Yaw and Esther finished their food. They said thank you. They were taken to their room, where Esther insisted on the floor while Yaw got the mattress, a tough, springy thing that fought his back. Like that, and there, they slept.
—
They spent the morning preparing, walking around Edweso, and eating many times. They had been told that Yaw’s mother rarely slept and seemed to prefer evenings to mornings. And so they bided their time. Esther had left Takoradi only once in her life, and Yaw loved seeing the wonder in her eyes as they took in the strangeness of this new town.
Everyone thought they were married. Yaw did not correct them, and, to his delight, Esther did not correct them either, though Yaw wondered if this was more a factor of her politeness than her desire. He was too afraid to ask.

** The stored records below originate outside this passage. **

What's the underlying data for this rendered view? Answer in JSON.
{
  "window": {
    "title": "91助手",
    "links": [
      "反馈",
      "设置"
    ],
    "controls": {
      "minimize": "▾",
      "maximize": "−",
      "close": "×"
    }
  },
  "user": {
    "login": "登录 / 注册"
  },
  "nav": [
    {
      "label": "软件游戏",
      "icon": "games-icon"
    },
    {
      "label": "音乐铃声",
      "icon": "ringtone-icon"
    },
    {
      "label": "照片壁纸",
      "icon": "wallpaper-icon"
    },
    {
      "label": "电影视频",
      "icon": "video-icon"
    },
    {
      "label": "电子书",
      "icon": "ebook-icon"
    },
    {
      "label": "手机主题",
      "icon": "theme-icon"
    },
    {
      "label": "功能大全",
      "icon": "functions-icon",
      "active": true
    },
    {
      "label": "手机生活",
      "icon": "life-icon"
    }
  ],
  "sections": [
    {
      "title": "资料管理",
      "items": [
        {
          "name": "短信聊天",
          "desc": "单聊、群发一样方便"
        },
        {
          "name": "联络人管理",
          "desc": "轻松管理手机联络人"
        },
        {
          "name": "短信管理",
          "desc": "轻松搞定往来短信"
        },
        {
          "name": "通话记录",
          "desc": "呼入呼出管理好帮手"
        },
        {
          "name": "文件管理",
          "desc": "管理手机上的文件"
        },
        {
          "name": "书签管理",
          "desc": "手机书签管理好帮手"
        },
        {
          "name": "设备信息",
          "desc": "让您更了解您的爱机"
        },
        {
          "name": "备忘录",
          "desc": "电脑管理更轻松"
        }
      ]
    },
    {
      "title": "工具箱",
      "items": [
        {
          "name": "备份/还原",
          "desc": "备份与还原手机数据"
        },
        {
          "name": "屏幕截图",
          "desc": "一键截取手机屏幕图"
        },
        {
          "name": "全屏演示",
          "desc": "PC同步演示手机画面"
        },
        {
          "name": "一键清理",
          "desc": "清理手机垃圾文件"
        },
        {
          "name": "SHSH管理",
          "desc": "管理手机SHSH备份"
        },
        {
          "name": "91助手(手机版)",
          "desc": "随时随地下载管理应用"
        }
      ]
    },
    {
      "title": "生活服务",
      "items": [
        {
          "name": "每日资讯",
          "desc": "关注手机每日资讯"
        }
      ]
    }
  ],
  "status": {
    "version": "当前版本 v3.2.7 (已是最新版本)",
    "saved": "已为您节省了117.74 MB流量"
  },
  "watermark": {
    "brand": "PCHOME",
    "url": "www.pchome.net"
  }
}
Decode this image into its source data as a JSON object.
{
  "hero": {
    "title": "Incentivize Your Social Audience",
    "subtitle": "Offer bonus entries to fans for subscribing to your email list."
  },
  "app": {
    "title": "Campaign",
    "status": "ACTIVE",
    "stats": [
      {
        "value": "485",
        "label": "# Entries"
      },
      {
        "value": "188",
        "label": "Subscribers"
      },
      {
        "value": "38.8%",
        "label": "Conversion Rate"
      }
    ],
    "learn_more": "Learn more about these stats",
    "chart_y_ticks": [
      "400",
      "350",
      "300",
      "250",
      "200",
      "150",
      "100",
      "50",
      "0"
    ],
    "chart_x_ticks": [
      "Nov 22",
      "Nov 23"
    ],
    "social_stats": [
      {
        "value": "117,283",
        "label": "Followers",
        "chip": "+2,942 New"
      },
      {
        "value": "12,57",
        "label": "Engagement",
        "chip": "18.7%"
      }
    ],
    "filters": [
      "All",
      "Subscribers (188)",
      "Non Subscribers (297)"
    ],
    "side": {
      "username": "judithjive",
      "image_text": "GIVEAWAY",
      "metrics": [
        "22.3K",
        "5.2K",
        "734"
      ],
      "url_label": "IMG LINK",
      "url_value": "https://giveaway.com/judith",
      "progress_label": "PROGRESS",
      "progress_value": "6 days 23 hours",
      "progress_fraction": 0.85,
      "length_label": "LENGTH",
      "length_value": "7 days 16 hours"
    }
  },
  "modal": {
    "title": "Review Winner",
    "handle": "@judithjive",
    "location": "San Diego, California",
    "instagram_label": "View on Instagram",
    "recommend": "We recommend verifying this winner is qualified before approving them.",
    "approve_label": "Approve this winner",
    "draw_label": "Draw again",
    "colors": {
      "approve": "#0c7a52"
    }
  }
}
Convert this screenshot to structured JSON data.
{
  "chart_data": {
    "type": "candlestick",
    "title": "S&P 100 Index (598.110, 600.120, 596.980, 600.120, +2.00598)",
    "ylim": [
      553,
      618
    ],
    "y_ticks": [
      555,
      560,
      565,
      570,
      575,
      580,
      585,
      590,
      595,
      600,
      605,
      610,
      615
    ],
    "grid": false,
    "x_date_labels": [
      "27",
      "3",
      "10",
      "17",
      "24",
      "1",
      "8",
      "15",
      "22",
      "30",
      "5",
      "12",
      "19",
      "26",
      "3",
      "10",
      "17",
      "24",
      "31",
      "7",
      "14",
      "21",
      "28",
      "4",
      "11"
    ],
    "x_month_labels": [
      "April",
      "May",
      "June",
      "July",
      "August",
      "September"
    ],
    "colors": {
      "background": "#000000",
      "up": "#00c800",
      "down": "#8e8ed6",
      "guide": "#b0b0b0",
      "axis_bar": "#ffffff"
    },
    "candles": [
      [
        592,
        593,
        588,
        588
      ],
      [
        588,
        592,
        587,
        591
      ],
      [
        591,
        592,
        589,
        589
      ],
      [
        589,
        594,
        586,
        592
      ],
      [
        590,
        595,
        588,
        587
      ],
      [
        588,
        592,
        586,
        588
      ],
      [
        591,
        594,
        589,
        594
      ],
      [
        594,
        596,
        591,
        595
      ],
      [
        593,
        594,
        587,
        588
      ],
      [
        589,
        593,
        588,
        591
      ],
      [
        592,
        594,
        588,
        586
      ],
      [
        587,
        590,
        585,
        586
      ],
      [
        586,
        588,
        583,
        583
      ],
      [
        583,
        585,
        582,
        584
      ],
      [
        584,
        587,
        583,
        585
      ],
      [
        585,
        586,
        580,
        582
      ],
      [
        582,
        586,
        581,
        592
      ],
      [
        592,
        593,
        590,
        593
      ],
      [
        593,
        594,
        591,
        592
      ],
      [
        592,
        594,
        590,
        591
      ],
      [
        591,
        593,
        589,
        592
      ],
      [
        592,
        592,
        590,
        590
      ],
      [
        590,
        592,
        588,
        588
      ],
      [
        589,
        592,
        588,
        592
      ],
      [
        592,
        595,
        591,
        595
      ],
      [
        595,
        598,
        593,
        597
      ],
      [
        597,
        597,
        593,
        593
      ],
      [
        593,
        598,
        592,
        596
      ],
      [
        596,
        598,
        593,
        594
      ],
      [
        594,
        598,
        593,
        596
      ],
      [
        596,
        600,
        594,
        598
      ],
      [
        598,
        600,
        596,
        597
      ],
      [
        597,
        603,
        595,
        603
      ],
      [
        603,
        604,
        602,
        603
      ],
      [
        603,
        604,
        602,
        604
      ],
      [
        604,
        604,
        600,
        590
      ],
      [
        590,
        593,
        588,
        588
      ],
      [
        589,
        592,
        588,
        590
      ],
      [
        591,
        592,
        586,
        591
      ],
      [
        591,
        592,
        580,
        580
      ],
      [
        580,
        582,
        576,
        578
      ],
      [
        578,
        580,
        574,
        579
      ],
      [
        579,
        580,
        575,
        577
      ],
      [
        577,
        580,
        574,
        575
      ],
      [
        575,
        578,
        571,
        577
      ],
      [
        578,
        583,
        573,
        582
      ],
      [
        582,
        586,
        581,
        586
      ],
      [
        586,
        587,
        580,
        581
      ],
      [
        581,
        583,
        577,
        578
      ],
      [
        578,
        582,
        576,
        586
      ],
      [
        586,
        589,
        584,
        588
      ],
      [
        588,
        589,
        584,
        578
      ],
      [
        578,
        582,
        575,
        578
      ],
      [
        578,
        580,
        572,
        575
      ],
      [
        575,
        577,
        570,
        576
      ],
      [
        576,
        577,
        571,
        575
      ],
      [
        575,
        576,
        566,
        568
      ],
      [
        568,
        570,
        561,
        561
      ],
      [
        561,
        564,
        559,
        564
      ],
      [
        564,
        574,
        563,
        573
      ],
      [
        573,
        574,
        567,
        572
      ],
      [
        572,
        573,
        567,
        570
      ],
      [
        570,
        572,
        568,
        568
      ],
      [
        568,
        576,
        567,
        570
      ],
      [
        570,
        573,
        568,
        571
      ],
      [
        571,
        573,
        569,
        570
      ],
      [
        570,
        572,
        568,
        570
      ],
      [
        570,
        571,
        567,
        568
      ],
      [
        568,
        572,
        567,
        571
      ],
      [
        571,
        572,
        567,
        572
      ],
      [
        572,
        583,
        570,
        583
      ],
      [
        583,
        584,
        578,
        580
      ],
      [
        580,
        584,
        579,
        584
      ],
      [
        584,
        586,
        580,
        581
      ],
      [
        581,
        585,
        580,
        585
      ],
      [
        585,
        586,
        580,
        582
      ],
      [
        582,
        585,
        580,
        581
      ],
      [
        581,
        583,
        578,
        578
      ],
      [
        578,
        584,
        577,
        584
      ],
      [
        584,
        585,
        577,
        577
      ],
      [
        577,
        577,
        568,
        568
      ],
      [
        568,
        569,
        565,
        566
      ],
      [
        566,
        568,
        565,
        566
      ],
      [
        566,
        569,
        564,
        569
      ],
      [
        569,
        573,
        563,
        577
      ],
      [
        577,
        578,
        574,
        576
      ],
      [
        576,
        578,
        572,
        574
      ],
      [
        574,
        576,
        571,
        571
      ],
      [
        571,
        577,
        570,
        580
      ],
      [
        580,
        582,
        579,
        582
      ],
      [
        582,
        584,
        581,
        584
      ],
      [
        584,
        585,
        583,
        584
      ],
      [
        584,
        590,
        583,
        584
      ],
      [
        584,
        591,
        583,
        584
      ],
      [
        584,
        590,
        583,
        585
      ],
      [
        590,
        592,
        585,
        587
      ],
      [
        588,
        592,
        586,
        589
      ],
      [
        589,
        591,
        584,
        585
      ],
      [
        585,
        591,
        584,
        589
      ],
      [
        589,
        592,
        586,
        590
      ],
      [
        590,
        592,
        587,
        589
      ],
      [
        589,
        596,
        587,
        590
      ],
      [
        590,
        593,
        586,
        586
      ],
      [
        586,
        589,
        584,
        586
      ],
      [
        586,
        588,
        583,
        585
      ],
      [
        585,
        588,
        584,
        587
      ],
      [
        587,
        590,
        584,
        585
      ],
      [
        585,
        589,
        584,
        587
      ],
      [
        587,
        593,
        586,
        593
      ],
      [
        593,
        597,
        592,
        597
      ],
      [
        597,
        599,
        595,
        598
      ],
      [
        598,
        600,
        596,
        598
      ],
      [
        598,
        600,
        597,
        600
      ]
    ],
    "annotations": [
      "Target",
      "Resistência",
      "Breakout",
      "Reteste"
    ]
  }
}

Soon, the sky began to darken and with each new shade, Yaw’s stomach began to tighten. Esther kept glancing at him carefully, taking in his face as though it held instructions for how she herself should feel.
“Don’t be afraid,” she said.
Since they’d met five years before, Esther had been the one to encourage his homecoming. She said it had something to do with forgiveness, but Yaw wasn’t certain that he believed in forgiveness. He heard the word most on the few days he went to the white man’s church with Edward and Mrs. Boahen and sometimes with Esther, and so it had begun to seem to him like a word the white men brought with them when they first came to Africa. A trick their Christians had learned and spoke loudly and freely about to the people of the Gold Coast. Forgiveness, they shouted, all the while committing their wrongs. When he was younger, Yaw wondered why they did not preach that the people should avoid wrongdoing altogether. But the older he got, the better he understood. Forgiveness was an act done after the fact, a piece of the bad deed’s future. And if you point the people’s eye to the future, they might not see what is being done to hurt them in the present.
When it was finally evening, Kofi Poku led Yaw and Esther to Yaw’s mother’s house on the outskirts of town. Yaw knew it immediately from the lush things that grew in her garden. Colors that Yaw had never seen before bloomed off of long green stalks that rustled from the wind or the small creatures that moved beneath them.
“This is where I leave you,” Kofi Poku said. They had not even reached the door yet. For any other family, in this and many other towns, it would have been considered rude for a townsperson to be so close to a person’s house and not greet the master of the house, but Yaw could see the discomfort in the man’s face, and he waved to him and thanked him again while he made his way off.